Un séjour à Milan : livré sans escalope

Cela faisait depuis le nouvel an que je n’avais pas eu l’occasion de partir à la découverte d’une nouvelle ville étrangère le temps d’un court séjour. Il y a donc quelques semaines, j’ai eu envie de comparer les prix des vols pour fin août vers différentes villes européennes, à savoir Séville, Copenhague et Milan entre autres. Vous vous en doutez, ce fut la dernière qui proposait le prix le plus avantageux. J’ai donc improvisé 3 jours seul avec moi-même dans la capitale économique de l’Italie. Je préfère d’habitude partir accompagné, afin de pouvoir partager des souvenirs à plusieurs. Mais lorsqu’une envie d’ailleurs vous prend, il n’est pas toujours facile de trouver des personnes susceptibles de vous accompagner. Ce fut donc un voyage solitaire, logé dans un dortoir de 4 personnes en auberge de jeunesse. Oui, Milan était vraiment le voyage de l’économie pour moi, mes finances n’étant pas mirobolantes ces derniers mois.

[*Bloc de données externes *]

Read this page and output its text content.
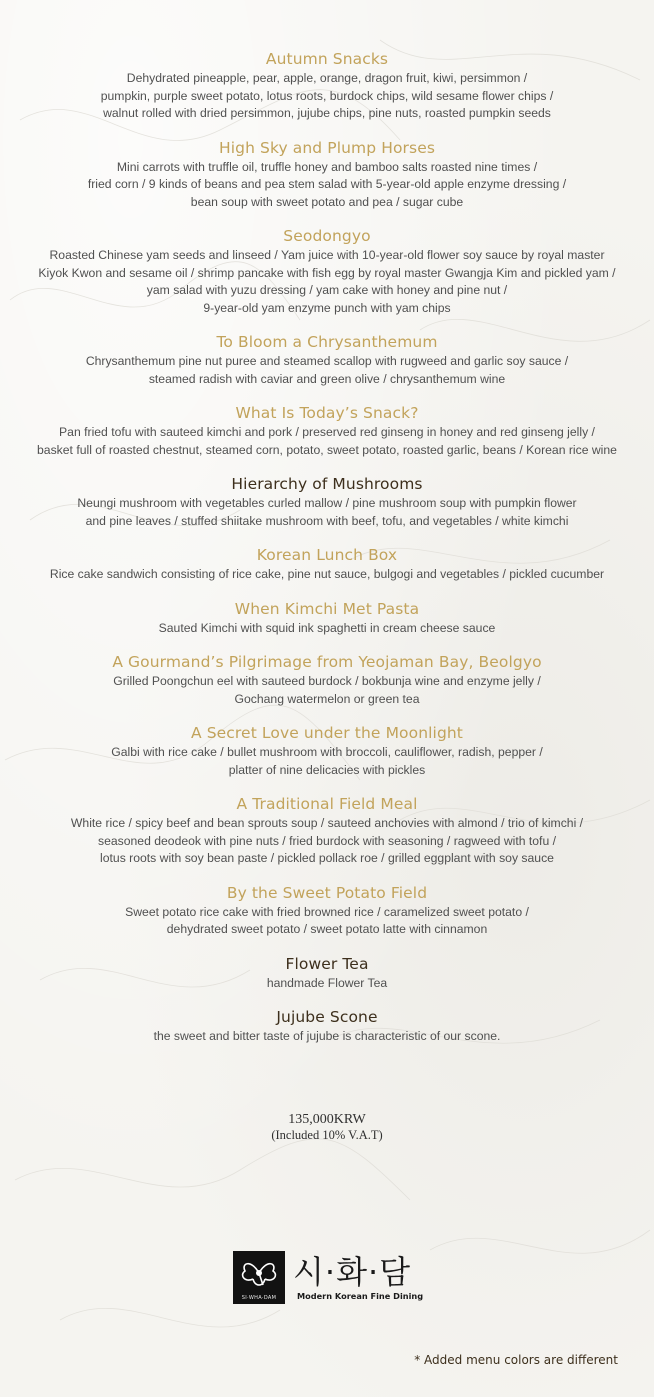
Autumn Snacks

Dehydrated pineapple, pear, apple, orange, dragon fruit, kiwi, persimmon /
pumpkin, purple sweet potato, lotus roots, burdock chips, wild sesame flower chips /
walnut rolled with dried persimmon, jujube chips, pine nuts, roasted pumpkin seeds

High Sky and Plump Horses

Mini carrots with truffle oil, truffle honey and bamboo salts roasted nine times /
fried corn / 9 kinds of beans and pea stem salad with 5-year-old apple enzyme dressing /
bean soup with sweet potato and pea / sugar cube

Seodongyo

Roasted Chinese yam seeds and linseed / Yam juice with 10-year-old flower soy sauce by royal master
Kiyok Kwon and sesame oil / shrimp pancake with fish egg by royal master Gwangja Kim and pickled yam /
yam salad with yuzu dressing / yam cake with honey and pine nut /
9-year-old yam enzyme punch with yam chips

To Bloom a Chrysanthemum

Chrysanthemum pine nut puree and steamed scallop with rugweed and garlic soy sauce /
steamed radish with caviar and green olive / chrysanthemum wine

What Is Today’s Snack?

Pan fried tofu with sauteed kimchi and pork / preserved red ginseng in honey and red ginseng jelly /
basket full of roasted chestnut, steamed corn, potato, sweet potato, roasted garlic, beans / Korean rice wine

Hierarchy of Mushrooms

Neungi mushroom with vegetables curled mallow / pine mushroom soup with pumpkin flower
and pine leaves / stuffed shiitake mushroom with beef, tofu, and vegetables / white kimchi

Korean Lunch Box

Rice cake sandwich consisting of rice cake, pine nut sauce, bulgogi and vegetables / pickled cucumber

When Kimchi Met Pasta

Sauted Kimchi with squid ink spaghetti in cream cheese sauce

A Gourmand’s Pilgrimage from Yeojaman Bay, Beolgyo

Grilled Poongchun eel with sauteed burdock / bokbunja wine and enzyme jelly /
Gochang watermelon or green tea

A Secret Love under the Moonlight

Galbi with rice cake / bullet mushroom with broccoli, cauliflower, radish, pepper /
platter of nine delicacies with pickles

A Traditional Field Meal

White rice / spicy beef and bean sprouts soup / sauteed anchovies with almond / trio of kimchi /
seasoned deodeok with pine nuts / fried burdock with seasoning / ragweed with tofu /
lotus roots with soy bean paste / pickled pollack roe / grilled eggplant with soy sauce

By the Sweet Potato Field

Sweet potato rice cake with fried browned rice / caramelized sweet potato /
dehydrated sweet potato / sweet potato latte with cinnamon

Flower Tea

handmade Flower Tea

Jujube Scone

the sweet and bitter taste of jujube is characteristic of our scone.

135,000KRW
(Included 10% V.A.T)
SI·WHA·DAM
시·화·담
Modern Korean Fine Dining
* Added menu colors are different
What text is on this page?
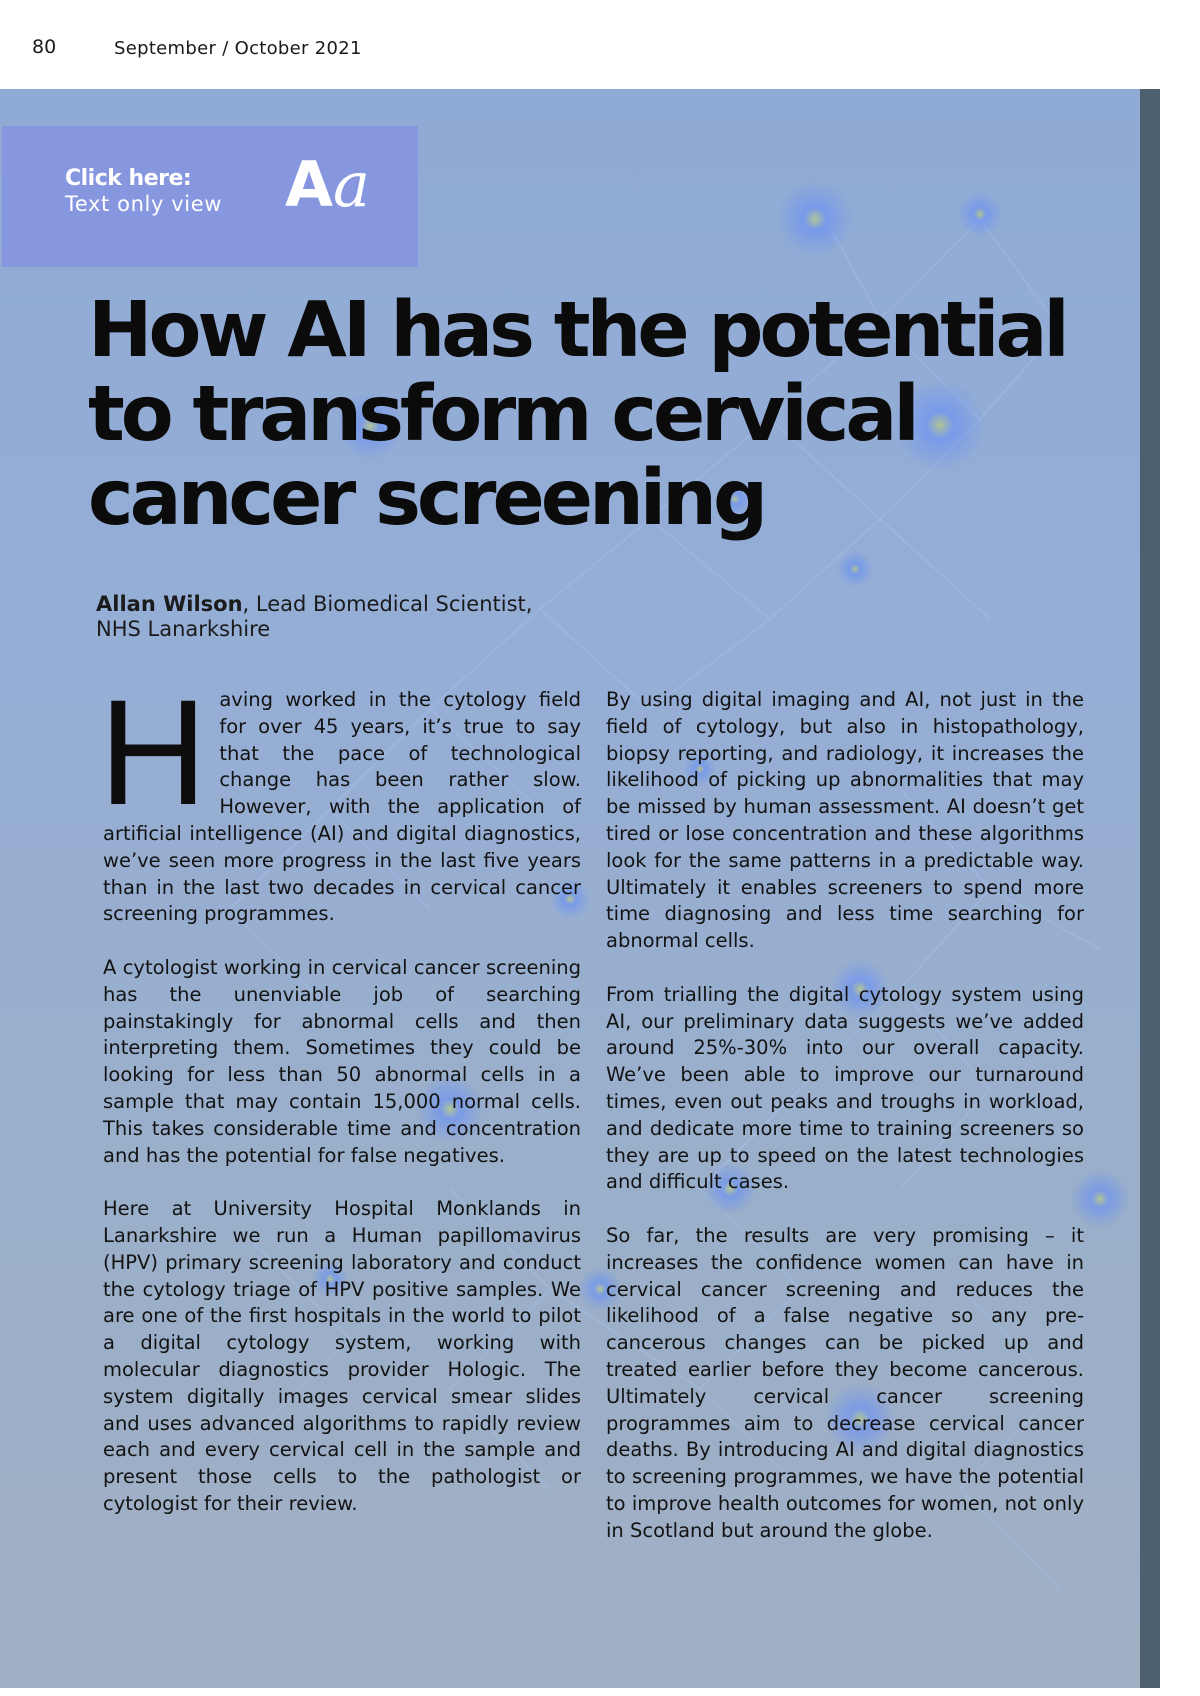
80	September / October 2021
Click here:
Text only view Aa
How AI has the potential
to transform cervical
cancer screening
Allan Wilson, Lead Biomedical Scientist, NHS Lanarkshire

Having worked in the cytology field for over 45 years, it’s true to say that the pace of technological change has been rather slow. However, with the application of artificial intelligence (AI) and digital diagnostics, we’ve seen more progress in the last five years than in the last two decades in cervical cancer screening programmes.

A cytologist working in cervical cancer screening has the unenviable job of searching painstakingly for abnormal cells and then interpreting them. Sometimes they could be looking for less than 50 abnormal cells in a sample that may contain 15,000 normal cells. This takes considerable time and concentration and has the potential for false negatives.

Here at University Hospital Monklands in Lanarkshire we run a Human papillomavirus (HPV) primary screening laboratory and conduct the cytology triage of HPV positive samples. We are one of the first hospitals in the world to pilot a digital cytology system, working with molecular diagnostics provider Hologic. The system digitally images cervical smear slides and uses advanced algorithms to rapidly review each and every cervical cell in the sample and present those cells to the pathologist or cytologist for their review.

By using digital imaging and AI, not just in the field of cytology, but also in histopathology, biopsy reporting, and radiology, it increases the likelihood of picking up abnormalities that may be missed by human assessment. AI doesn’t get tired or lose concentration and these algorithms look for the same patterns in a predictable way. Ultimately it enables screeners to spend more time diagnosing and less time searching for abnormal cells.

From trialling the digital cytology system using AI, our preliminary data suggests we’ve added around 25%-30% into our overall capacity. We’ve been able to improve our turnaround times, even out peaks and troughs in workload, and dedicate more time to training screeners so they are up to speed on the latest technologies and difficult cases.

So far, the results are very promising – it increases the confidence women can have in cervical cancer screening and reduces the likelihood of a false negative so any pre-cancerous changes can be picked up and treated earlier before they become cancerous. Ultimately cervical cancer screening programmes aim to decrease cervical cancer deaths. By introducing AI and digital diagnostics to screening programmes, we have the potential to improve health outcomes for women, not only in Scotland but around the globe.
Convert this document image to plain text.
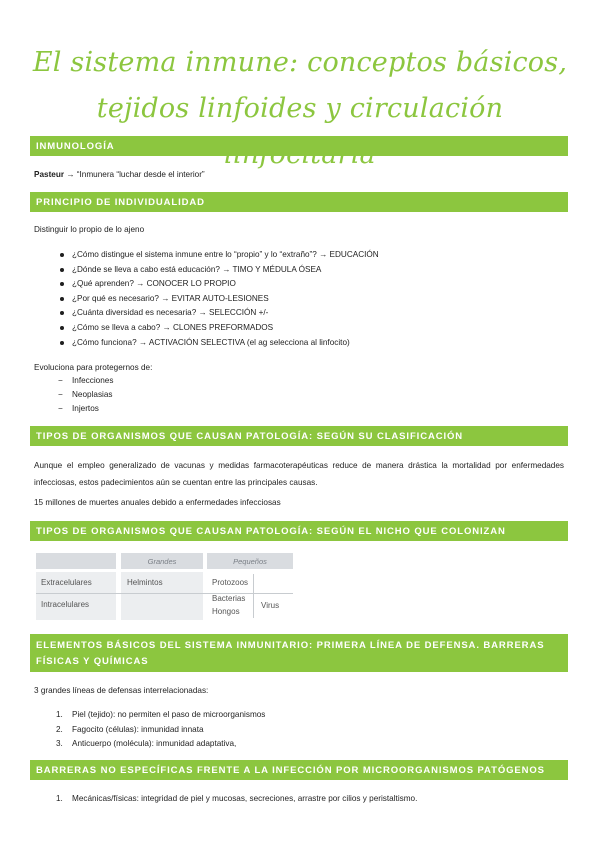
El sistema inmune: conceptos básicos, tejidos linfoides y circulación
INMUNOLOGÍA
Pasteur → “Inmunera “luchar desde el interior”
PRINCIPIO DE INDIVIDUALIDAD
Distinguir lo propio de lo ajeno
¿Cómo distingue el sistema inmune entre lo “propio” y lo “extraño”? → EDUCACIÓN
¿Dónde se lleva a cabo está educación? → TIMO Y MÉDULA ÓSEA
¿Qué aprenden? → CONOCER LO PROPIO
¿Por qué es necesario? → EVITAR AUTO-LESIONES
¿Cuánta diversidad es necesaria? → SELECCIÓN +/-
¿Cómo se lleva a cabo? → CLONES PREFORMADOS
¿Cómo funciona? → ACTIVACIÓN SELECTIVA (el ag selecciona al linfocito)
Evoluciona para protegernos de:
− Infecciones
− Neoplasias
− Injertos
TIPOS DE ORGANISMOS QUE CAUSAN PATOLOGÍA: SEGÚN SU CLASIFICACIÓN
Aunque el empleo generalizado de vacunas y medidas farmacoterapéuticas reduce de manera drástica la mortalidad por enfermedades infecciosas, estos padecimientos aún se cuentan entre las principales causas.
15 millones de muertes anuales debido a enfermedades infecciosas
TIPOS DE ORGANISMOS QUE CAUSAN PATOLOGÍA: SEGÚN EL NICHO QUE COLONIZAN
Grandes	Pequeños
Extracelulares
Intracelulares
Helmintos	Protozoos
Bacterias
Hongos
Virus
ELEMENTOS BÁSICOS DEL SISTEMA INMUNITARIO: PRIMERA LÍNEA DE DEFENSA. BARRERAS FÍSICAS Y QUÍMICAS
3 grandes líneas de defensas interrelacionadas:
1. Piel (tejido): no permiten el paso de microorganismos
2. Fagocito (células): inmunidad innata
3. Anticuerpo (molécula): inmunidad adaptativa,
BARRERAS NO ESPECÍFICAS FRENTE A LA INFECCIÓN POR MICROORGANISMOS PATÓGENOS
1. Mecánicas/físicas: integridad de piel y mucosas, secreciones, arrastre por cilios y peristaltismo.
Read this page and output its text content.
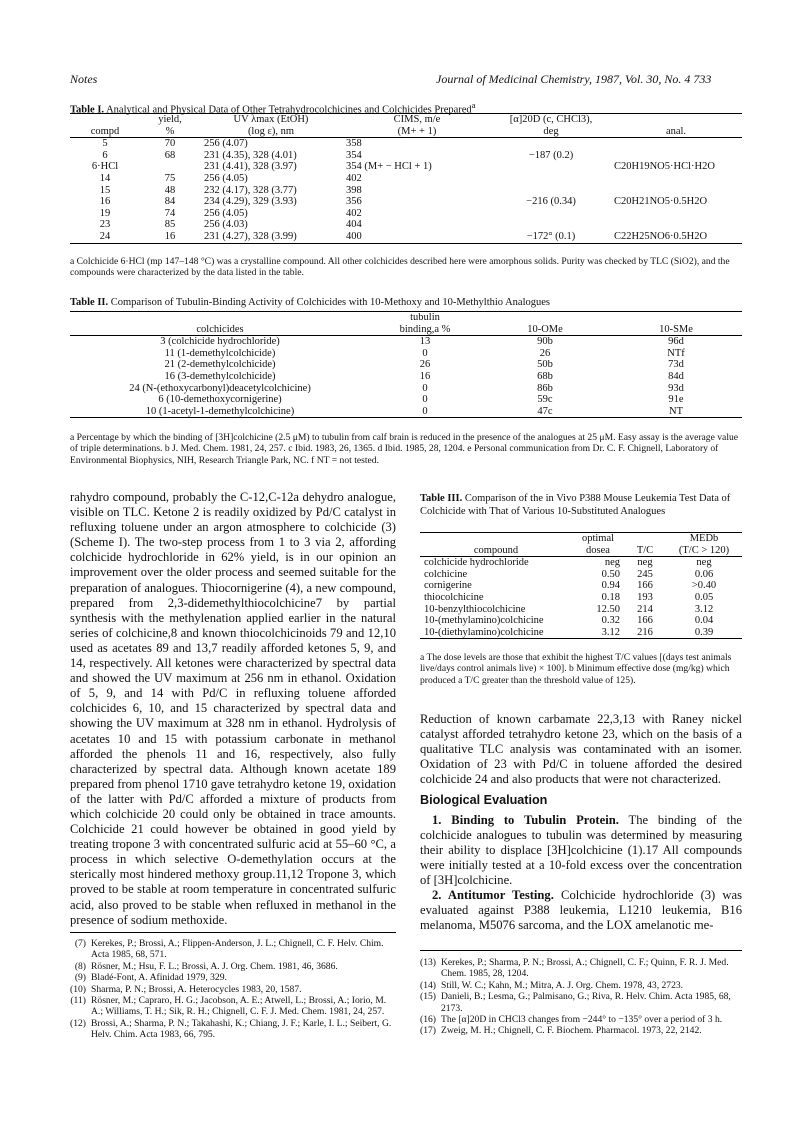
Notes	Journal of Medicinal Chemistry, 1987, Vol. 30, No. 4 733
Table I. Analytical and Physical Data of Other Tetrahydrocolchicines and Colchicides Prepared$^a$
	yield,	UV λmax (EtOH)	CIMS, m/e	[α]20D (c, CHCl3),	
compd	%	(log ε), nm	(M+ + 1)	deg	anal.
5	70	256 (4.07)	358		
6	68	231 (4.35), 328 (4.01)	354	−187 (0.2)	
6·HCl		231 (4.41), 328 (3.97)	354 (M+ − HCl + 1)		C20H19NO5·HCl·H2O
14	75	256 (4.05)	402		
15	48	232 (4.17), 328 (3.77)	398		
16	84	234 (4.29), 329 (3.93)	356	−216 (0.34)	C20H21NO5·0.5H2O
19	74	256 (4.05)	402		
23	85	256 (4.03)	404		
24	16	231 (4.27), 328 (3.99)	400	−172° (0.1)	C22H25NO6·0.5H2O
a Colchicide 6·HCl (mp 147–148 °C) was a crystalline compound. All other colchicides described here were amorphous solids. Purity was checked by TLC (SiO2), and the compounds were characterized by the data listed in the table.
Table II. Comparison of Tubulin-Binding Activity of Colchicides with 10-Methoxy and 10-Methylthio Analogues
	tubulin		
colchicides	binding,a %	10-OMe	10-SMe
3 (colchicide hydrochloride)	13	90b	96d
11 (1-demethylcolchicide)	0	26	NTf
21 (2-demethylcolchicide)	26	50b	73d
16 (3-demethylcolchicide)	16	68b	84d
24 (N-(ethoxycarbonyl)deacetylcolchicine)	0	86b	93d
6 (10-demethoxycornigerine)	0	59c	91e
10 (1-acetyl-1-demethylcolchicine)	0	47c	NT
a Percentage by which the binding of [3H]colchicine (2.5 μM) to tubulin from calf brain is reduced in the presence of the analogues at 25 μM. Easy assay is the average value of triple determinations. b J. Med. Chem. 1981, 24, 257. c Ibid. 1983, 26, 1365. d Ibid. 1985, 28, 1204. e Personal communication from Dr. C. F. Chignell, Laboratory of Environmental Biophysics, NIH, Research Triangle Park, NC. f NT = not tested.
rahydro compound, probably the C-12,C-12a dehydro analogue, visible on TLC. Ketone 2 is readily oxidized by Pd/C catalyst in refluxing toluene under an argon atmosphere to colchicide (3) (Scheme I). The two-step process from 1 to 3 via 2, affording colchicide hydrochloride in 62% yield, is in our opinion an improvement over the older process and seemed suitable for the preparation of analogues. Thiocornigerine (4), a new compound, prepared from 2,3-didemethylthiocolchicine7 by partial synthesis with the methylenation applied earlier in the natural series of colchicine,8 and known thiocolchicinoids 79 and 12,10 used as acetates 89 and 13,7 readily afforded ketones 5, 9, and 14, respectively. All ketones were characterized by spectral data and showed the UV maximum at 256 nm in ethanol. Oxidation of 5, 9, and 14 with Pd/C in refluxing toluene afforded colchicides 6, 10, and 15 characterized by spectral data and showing the UV maximum at 328 nm in ethanol. Hydrolysis of acetates 10 and 15 with potassium carbonate in methanol afforded the phenols 11 and 16, respectively, also fully characterized by spectral data. Although known acetate 189 prepared from phenol 1710 gave tetrahydro ketone 19, oxidation of the latter with Pd/C afforded a mixture of products from which colchicide 20 could only be obtained in trace amounts. Colchicide 21 could however be obtained in good yield by treating tropone 3 with concentrated sulfuric acid at 55–60 °C, a process in which selective O-demethylation occurs at the sterically most hindered methoxy group.11,12 Tropone 3, which proved to be stable at room temperature in concentrated sulfuric acid, also proved to be stable when refluxed in methanol in the presence of sodium methoxide.
Table III. Comparison of the in Vivo P388 Mouse Leukemia Test Data of Colchicide with That of Various 10-Substituted Analogues
	optimal		MEDb
compound	dosea	T/C	(T/C > 120)
colchicide hydrochloride	neg	neg	neg
colchicine	0.50	245	0.06
cornigerine	0.94	166	>0.40
thiocolchicine	0.18	193	0.05
10-benzylthiocolchicine	12.50	214	3.12
10-(methylamino)colchicine	0.32	166	0.04
10-(diethylamino)colchicine	3.12	216	0.39
a The dose levels are those that exhibit the highest T/C values [(days test animals live/days control animals live) × 100]. b Minimum effective dose (mg/kg) which produced a T/C greater than the threshold value of 125).
Reduction of known carbamate 22,3,13 with Raney nickel catalyst afforded tetrahydro ketone 23, which on the basis of a qualitative TLC analysis was contaminated with an isomer. Oxidation of 23 with Pd/C in toluene afforded the desired colchicide 24 and also products that were not characterized.
Biological Evaluation
1. Binding to Tubulin Protein. The binding of the colchicide analogues to tubulin was determined by measuring their ability to displace [3H]colchicine (1).17 All compounds were initially tested at a 10-fold excess over the concentration of [3H]colchicine.
2. Antitumor Testing. Colchicide hydrochloride (3) was evaluated against P388 leukemia, L1210 leukemia, B16 melanoma, M5076 sarcoma, and the LOX amelanotic me-
(7) Kerekes, P.; Brossi, A.; Flippen-Anderson, J. L.; Chignell, C. F. Helv. Chim. Acta 1985, 68, 571.
(8) Rösner, M.; Hsu, F. L.; Brossi, A. J. Org. Chem. 1981, 46, 3686.
(9) Bladé-Font, A. Afinidad 1979, 329.
(10) Sharma, P. N.; Brossi, A. Heterocycles 1983, 20, 1587.
(11) Rösner, M.; Capraro, H. G.; Jacobson, A. E.; Atwell, L.; Brossi, A.; Iorio, M. A.; Williams, T. H.; Sik, R. H.; Chignell, C. F. J. Med. Chem. 1981, 24, 257.
(12) Brossi, A.; Sharma, P. N.; Takahashi, K.; Chiang, J. F.; Karle, I. L.; Seibert, G. Helv. Chim. Acta 1983, 66, 795.
(13) Kerekes, P.; Sharma, P. N.; Brossi, A.; Chignell, C. F.; Quinn, F. R. J. Med. Chem. 1985, 28, 1204.
(14) Still, W. C.; Kahn, M.; Mitra, A. J. Org. Chem. 1978, 43, 2723.
(15) Danieli, B.; Lesma, G.; Palmisano, G.; Riva, R. Helv. Chim. Acta 1985, 68, 2173.
(16) The [α]20D in CHCl3 changes from −244° to −135° over a period of 3 h.
(17) Zweig, M. H.; Chignell, C. F. Biochem. Pharmacol. 1973, 22, 2142.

Si l’hébergement était l’un des plus mauvais qu’il me fut donné de voir lors de mes différents voyages, celui-ci était situé relativement proche du centre de Milan, au nord du quartier de Brera. Frugalité oblige, j’ai ainsi pu me permettre de traverser le cœur de la ville en long en large et en travers à pied pendant tout mon séjour. Et croyez moi, ce ne fut pas toujours une sinécure : pendant les 3 jours, la température aura toujours été d’au moins 32° l’après-midi, sous un soleil quasiment de plomb. La chasse à l’ombre était constante ! Fort heureusement, la ville dispose de fontaines à eau propre à la consommation, voilà qui fut salvateur !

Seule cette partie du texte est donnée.